Peptide purity refers to the amount of the target peptide as stipulated by HPLC at 214nm, where the absorption of the peptide bonds take place. Spectrophotometer is what is normally used to determine peptide purity, and it will never detect water and residual salts that might be present within the peptides. The other impurities that might be present in a peptide include truncated sequences, deletion sequences, and incomplete deprotected sequences.
In the determination of peptide purity, salts or water in the samples, are never considered. However, TFA is normally taken into account, and it is usually a result of HPLC amplification. TFA contamination usually arises from the free N-terminus, as well as other side reactions, such as Lys, Arg, and the formation of triflouroacetate. Most peptides delivered as triflouroacetatewill usually contain residual water. Even in lyophilized peptides, the presence of noncovalently bound water will always be detected.

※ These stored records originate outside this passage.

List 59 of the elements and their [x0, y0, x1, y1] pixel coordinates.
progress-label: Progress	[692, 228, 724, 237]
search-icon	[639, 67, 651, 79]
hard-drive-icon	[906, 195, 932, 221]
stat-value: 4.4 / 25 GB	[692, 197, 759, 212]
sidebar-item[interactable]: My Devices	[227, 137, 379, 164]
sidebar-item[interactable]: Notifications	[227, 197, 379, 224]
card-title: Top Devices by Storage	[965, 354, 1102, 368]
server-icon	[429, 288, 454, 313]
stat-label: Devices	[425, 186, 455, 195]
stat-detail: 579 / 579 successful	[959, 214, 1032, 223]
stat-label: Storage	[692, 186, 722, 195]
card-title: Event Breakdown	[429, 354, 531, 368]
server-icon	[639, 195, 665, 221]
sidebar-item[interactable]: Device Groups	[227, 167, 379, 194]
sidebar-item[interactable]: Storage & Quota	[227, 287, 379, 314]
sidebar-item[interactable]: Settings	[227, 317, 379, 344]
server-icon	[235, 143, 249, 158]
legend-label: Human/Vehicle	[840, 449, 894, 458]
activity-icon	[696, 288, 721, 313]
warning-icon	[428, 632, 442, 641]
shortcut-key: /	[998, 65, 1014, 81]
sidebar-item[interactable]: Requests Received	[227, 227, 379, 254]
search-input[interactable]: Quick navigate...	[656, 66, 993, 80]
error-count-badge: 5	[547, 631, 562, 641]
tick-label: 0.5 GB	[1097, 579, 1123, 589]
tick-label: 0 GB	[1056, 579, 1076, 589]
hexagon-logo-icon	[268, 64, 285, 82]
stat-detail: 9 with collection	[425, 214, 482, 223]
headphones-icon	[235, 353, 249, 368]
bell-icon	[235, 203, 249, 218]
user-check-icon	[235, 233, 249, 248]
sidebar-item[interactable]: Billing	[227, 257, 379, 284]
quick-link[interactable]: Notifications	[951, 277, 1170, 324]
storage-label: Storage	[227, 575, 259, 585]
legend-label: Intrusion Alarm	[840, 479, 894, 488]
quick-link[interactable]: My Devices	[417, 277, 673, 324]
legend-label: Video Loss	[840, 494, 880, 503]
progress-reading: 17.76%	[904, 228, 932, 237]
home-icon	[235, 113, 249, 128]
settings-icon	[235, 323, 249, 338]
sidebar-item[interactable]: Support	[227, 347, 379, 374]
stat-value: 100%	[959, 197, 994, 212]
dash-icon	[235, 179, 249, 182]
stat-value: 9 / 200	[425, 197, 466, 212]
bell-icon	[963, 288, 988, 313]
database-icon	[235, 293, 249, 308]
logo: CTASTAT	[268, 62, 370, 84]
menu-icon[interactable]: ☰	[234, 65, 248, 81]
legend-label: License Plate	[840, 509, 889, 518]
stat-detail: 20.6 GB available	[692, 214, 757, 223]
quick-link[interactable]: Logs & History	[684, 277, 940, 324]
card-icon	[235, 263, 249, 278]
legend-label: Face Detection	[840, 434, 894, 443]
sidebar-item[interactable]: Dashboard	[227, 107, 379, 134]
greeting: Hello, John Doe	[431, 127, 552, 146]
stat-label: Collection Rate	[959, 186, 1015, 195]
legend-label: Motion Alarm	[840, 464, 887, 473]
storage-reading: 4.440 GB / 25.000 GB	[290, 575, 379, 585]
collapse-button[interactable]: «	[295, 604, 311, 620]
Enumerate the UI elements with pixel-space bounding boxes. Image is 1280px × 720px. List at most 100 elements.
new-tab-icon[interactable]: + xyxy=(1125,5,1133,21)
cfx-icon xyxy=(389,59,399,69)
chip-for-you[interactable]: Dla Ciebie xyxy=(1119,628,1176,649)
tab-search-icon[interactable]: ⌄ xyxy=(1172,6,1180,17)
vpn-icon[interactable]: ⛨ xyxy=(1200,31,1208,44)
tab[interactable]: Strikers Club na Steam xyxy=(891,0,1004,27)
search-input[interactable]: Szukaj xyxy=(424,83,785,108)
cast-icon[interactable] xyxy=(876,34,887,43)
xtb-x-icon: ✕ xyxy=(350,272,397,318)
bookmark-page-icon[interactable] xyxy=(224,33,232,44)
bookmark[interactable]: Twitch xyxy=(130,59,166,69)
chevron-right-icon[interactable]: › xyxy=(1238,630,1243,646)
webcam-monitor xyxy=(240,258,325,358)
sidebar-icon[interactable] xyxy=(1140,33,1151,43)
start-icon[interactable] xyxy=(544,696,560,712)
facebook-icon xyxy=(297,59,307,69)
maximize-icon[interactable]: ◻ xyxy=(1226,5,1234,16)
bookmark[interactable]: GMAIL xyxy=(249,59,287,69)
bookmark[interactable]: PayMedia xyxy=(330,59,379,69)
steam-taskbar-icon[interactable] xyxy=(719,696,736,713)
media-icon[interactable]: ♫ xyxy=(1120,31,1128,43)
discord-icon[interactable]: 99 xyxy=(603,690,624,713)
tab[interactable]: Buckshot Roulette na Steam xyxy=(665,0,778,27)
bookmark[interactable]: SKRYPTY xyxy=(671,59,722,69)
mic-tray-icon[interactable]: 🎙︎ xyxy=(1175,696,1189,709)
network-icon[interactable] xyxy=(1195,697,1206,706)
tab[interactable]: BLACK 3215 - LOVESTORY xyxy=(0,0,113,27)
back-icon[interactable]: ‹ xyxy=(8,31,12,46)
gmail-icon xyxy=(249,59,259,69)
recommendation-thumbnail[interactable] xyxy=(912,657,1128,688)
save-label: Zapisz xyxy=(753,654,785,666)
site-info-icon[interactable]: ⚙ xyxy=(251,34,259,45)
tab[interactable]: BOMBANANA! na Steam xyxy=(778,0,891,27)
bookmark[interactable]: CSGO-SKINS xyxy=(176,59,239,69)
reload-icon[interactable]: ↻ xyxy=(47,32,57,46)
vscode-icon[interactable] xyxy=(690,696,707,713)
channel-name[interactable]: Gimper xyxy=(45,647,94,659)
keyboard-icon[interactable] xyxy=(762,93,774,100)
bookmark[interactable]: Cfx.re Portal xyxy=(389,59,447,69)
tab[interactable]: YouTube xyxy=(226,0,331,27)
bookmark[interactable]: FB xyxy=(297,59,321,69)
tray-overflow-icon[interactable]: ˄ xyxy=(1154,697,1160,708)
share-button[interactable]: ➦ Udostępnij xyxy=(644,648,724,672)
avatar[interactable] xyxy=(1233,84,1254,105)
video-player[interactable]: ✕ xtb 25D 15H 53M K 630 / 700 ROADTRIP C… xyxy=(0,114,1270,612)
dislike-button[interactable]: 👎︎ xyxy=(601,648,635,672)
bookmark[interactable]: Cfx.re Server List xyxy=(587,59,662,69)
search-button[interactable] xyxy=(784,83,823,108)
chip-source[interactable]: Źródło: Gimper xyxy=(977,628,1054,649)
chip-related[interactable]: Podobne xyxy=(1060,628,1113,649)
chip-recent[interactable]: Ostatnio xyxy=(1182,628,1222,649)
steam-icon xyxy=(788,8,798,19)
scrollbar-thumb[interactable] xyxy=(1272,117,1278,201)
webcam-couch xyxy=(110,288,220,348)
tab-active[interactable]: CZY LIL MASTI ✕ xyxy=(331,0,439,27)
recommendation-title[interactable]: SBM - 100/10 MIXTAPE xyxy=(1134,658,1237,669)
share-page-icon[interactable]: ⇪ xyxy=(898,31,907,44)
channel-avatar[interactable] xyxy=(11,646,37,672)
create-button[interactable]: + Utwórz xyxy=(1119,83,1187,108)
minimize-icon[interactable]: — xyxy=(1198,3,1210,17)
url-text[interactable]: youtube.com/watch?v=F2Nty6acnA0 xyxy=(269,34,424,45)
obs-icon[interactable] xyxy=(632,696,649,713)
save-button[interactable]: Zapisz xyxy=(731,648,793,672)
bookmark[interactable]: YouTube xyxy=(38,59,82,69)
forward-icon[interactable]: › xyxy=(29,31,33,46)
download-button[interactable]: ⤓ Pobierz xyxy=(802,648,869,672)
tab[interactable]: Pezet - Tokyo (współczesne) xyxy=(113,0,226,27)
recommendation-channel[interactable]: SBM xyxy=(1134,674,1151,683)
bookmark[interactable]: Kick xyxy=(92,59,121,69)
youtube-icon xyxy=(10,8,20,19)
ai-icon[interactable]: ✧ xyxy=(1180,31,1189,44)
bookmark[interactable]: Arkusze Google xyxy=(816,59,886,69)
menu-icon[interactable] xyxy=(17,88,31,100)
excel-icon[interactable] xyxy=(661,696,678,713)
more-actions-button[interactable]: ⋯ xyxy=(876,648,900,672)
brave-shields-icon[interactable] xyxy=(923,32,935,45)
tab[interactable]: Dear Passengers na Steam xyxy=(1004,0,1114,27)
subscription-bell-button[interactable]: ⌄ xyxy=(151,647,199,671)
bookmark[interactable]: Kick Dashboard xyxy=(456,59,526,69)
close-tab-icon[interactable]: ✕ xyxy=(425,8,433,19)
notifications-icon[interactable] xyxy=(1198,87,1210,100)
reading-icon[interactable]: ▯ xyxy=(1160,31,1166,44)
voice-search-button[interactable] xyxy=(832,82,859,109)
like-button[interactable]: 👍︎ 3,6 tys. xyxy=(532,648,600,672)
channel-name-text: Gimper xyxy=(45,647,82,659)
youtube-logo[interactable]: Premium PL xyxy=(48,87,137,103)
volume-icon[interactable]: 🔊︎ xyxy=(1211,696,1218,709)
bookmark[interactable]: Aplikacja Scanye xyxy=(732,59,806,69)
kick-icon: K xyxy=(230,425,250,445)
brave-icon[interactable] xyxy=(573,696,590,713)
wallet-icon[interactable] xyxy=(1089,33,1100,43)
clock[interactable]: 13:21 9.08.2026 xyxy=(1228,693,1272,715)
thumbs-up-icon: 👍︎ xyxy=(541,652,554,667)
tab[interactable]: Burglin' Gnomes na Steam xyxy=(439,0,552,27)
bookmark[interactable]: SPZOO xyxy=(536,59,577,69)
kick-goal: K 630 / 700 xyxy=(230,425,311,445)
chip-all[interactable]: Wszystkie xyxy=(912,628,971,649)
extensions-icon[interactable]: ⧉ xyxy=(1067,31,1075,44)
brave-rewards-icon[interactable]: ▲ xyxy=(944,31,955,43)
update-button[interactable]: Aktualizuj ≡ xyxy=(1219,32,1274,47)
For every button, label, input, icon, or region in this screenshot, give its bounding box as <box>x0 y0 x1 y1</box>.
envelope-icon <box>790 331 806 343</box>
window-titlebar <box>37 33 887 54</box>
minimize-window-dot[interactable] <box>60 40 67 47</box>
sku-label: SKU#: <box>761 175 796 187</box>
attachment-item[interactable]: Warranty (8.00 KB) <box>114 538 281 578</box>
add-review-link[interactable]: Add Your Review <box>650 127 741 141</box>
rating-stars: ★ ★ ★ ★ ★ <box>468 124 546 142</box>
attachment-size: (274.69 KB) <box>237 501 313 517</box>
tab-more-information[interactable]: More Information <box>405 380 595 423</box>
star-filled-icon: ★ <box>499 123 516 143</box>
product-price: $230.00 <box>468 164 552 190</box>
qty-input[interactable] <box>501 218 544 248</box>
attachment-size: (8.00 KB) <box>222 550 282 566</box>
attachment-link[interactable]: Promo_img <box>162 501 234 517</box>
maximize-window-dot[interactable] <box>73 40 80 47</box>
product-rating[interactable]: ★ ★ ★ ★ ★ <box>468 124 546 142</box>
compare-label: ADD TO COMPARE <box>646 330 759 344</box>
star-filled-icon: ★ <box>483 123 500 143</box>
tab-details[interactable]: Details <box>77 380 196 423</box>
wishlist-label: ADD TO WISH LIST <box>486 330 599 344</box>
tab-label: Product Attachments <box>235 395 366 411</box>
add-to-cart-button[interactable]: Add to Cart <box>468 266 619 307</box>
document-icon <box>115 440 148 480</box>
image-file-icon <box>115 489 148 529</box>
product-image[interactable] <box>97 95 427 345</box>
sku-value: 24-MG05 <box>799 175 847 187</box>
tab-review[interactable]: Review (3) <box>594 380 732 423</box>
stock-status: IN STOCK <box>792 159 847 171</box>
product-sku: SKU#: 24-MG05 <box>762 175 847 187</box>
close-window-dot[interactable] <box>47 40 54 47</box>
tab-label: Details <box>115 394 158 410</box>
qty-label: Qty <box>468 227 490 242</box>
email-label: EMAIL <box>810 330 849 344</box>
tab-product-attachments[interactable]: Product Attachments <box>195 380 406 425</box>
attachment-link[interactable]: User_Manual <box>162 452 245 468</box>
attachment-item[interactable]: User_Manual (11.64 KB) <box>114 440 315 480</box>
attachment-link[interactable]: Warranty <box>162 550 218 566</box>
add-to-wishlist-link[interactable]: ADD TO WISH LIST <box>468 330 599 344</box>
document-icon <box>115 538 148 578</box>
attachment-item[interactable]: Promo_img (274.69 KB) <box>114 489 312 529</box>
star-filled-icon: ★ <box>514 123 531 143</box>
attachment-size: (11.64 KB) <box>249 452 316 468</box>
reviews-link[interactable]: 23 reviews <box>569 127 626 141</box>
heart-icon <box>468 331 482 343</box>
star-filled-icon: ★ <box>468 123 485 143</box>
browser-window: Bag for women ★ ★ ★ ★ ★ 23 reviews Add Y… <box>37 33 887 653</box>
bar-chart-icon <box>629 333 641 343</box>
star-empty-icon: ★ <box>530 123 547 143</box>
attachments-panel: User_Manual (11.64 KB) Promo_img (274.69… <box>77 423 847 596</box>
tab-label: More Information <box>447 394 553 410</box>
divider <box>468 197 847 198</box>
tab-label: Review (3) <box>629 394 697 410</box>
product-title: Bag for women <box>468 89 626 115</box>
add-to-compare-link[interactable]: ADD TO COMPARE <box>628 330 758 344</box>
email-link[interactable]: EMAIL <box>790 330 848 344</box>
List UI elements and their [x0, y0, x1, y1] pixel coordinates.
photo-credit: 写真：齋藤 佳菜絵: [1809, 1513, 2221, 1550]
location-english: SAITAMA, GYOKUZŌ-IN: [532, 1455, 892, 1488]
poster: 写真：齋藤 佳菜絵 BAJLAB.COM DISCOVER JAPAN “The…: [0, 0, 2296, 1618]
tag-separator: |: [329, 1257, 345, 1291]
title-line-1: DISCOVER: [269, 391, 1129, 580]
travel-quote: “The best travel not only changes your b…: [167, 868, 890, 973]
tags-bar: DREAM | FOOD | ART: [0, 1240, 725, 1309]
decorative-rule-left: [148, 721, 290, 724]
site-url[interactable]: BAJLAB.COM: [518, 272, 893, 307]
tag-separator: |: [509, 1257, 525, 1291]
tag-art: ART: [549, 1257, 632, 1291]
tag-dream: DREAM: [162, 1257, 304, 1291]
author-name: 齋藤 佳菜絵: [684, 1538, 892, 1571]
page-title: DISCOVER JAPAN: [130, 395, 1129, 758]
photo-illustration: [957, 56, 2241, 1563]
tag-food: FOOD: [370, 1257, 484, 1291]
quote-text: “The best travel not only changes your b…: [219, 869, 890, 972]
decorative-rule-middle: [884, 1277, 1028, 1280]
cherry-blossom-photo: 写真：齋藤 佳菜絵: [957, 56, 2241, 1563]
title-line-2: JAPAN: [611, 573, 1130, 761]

The impurities present in non-purified peptides, may be either peptides or non-peptides, while the impurities present in purified peptides, will mostly consist of peptides, but with modified sequences, with the exception of TFA salts. It is also worth noting that:
- Shorter peptides may lack one or more amino acids of the peptides in the targeted sequence
- Capping steps may be used to avoid the formation of deletion peptides.
- Peptide synthesis or the final cleavage process may also lead to impurities in peptides.
- Impurities may also arise due to reattachment of protecting groups happening at other locations within the peptide sequence.